A estratégia do seguidismo
político em relação às classes dominantes não fica restrita as fronteiras
nacionais. Pois também em suas posições internacionais, o PCB tampouco prima
pela independência de classe. Neste terreno o PCB levanta a política de apoio
aos governos “pós-neoliberais” de Evo Morales (que se caracteriza por ter
tinturas frente-populista) e, sobretudo o bonapartismo (hoje já debilitado) de
Hugo Chávez. O PCB se inspira em seus projetos para elaborar seu próprio
programa em âmbito partidário nacional. Com isso o partido abre mão da
estratégia de independência do proletariado em relação a frações das classes
dominantes. Pretende-se com esta base, com melhoras progressivas, desenvolver a
democracia burguesa.
Certamente existem distinções
qualitativas entre o que representa Dilma e o PT no Brasil e o que é o
chavismo. O apoio à Dilma é fruto da lógica reformista de adesão ao “mal
menor”. Porém, o apoio do PCB ao chavismo se dá porque o governo de Hugo Chávez
é tomado como base para o projeto estratégico do PCB. Cabe a nos aqui colocar
alguns elementos que contribuam para desmistificar o governo Chávez. Este
apesar de ter tido tensões com o imperialismo, sobretudo na era Bush, de ter
feito algumas expropriações (em que a patronal recebeu ricas indenizações) e da
retórica socialista governa por meio de plebiscitos e referendos,
utilizando-se de uma espécie de bonapartismo sui generis enquanto
constrói um curioso “socialismo com empresários”. Para isso, Chávez ora se
apóia nas classes dominantes, hora volta-se para as massas, apoiando-se nas
Forças Armadas, para regatear com o imperialismo, sem romper efetivamente com o
mesmo. Para verificar a centralidade que o PCB atribui ao modelo chavista em
sua própria estratégia basta conferirmos seu programa nas eleições de 2010:
No
plano político, os exemplos dos governos progressistas da América Latina,
eleitos com o apoio de movimentos populares organizados e impulsionados por
eles, têm demonstrado que há alternativas reais ao capitalismo e ao
imperialismo capazes de elevar, de fato, o nível de qualidade de vida e de
participação política da classe trabalhadora.
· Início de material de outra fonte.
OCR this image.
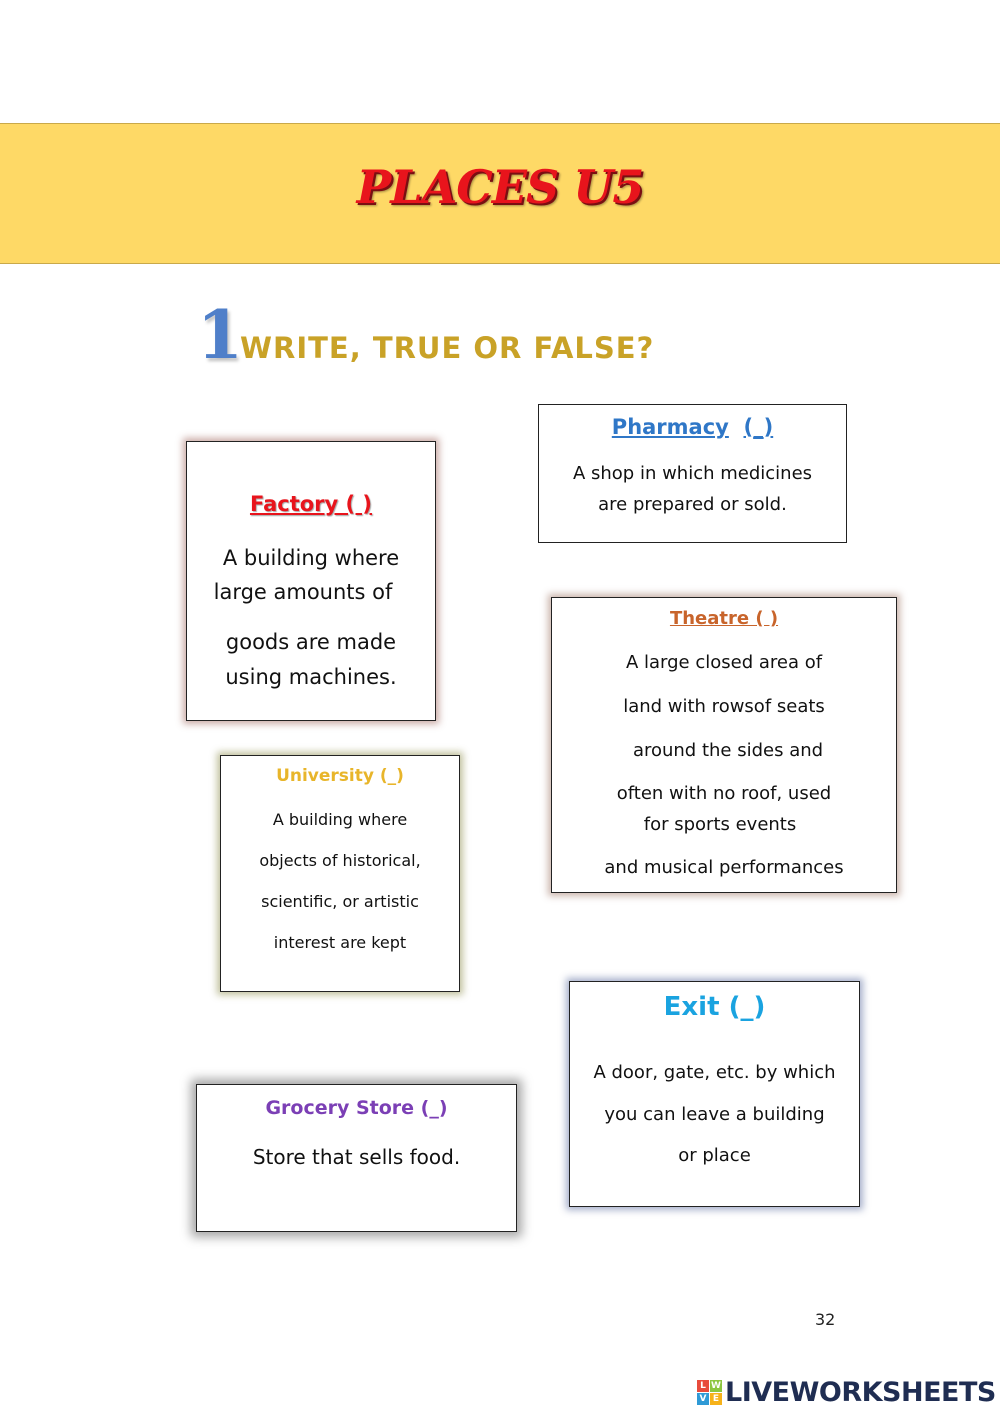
PLACES U5
1
WRITE, TRUE OR FALSE?
Factory ( )
A building where
large amounts of
goods are made
using machines.
Pharmacy (_)
A shop in which medicines
are prepared or sold.
Theatre ( )
A large closed area of
land with rowsof seats
around the sides and
often with no roof, used
for sports events
and musical performances
University (_)
A building where
objects of historical,
scientific, or artistic
interest are kept
Exit (_)
A door, gate, etc. by which
you can leave a building
or place
Grocery Store (_)
Store that sells food.
32
L W
V E LIVEWORKSHEETS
Tomando o chavismo como modelo, o
PCB não se propõe ao combate imediato à propriedade burguesa, do patronato e
dos ricos, que subalterniza o proletariado. Não busca atuar a partir da
perspectiva revolucionária e insurrecional de tomada dos meios de produção,
cassação e extirpação de todas as frações das classes dominantes. Trata-se
segundo o programa, de uma “Campanha Movimento do PCB, estruturada na
perspectiva de contribuir para a organização da Frente Anticapitalista e
Antiimperialista”. Porém, efetivamente, o governo Chávez não pode de fato
ser considerado verdadeiramente como anticapitalista, pois setores ligados ao
petróleo e às grandes montadoras lucraram muito nem seus governos, chegando a
ser conhecidos como “boliburguesia”. Também, não pode nem sequer ser
considerado como um governo verdadeiramente antiimperialista, como ficou
expresso em sua total paralisia frente ao golpe militar em Honduras em 2009.
Nesse sentido o PCB busca
construir um chavismo abrasileirado, e para isso encobre os processos
repressivos desencadeados por Chávez para conter o proletariado venezuelano. O
governo Chávez, por sustenta-se sobre frações da burguesia venezuelana, não
pode permitir que o proletariado do país se auto-organize e confronte-se com
seus patrões e sua burguesia, levando suas demanda as ultimas conseqüências.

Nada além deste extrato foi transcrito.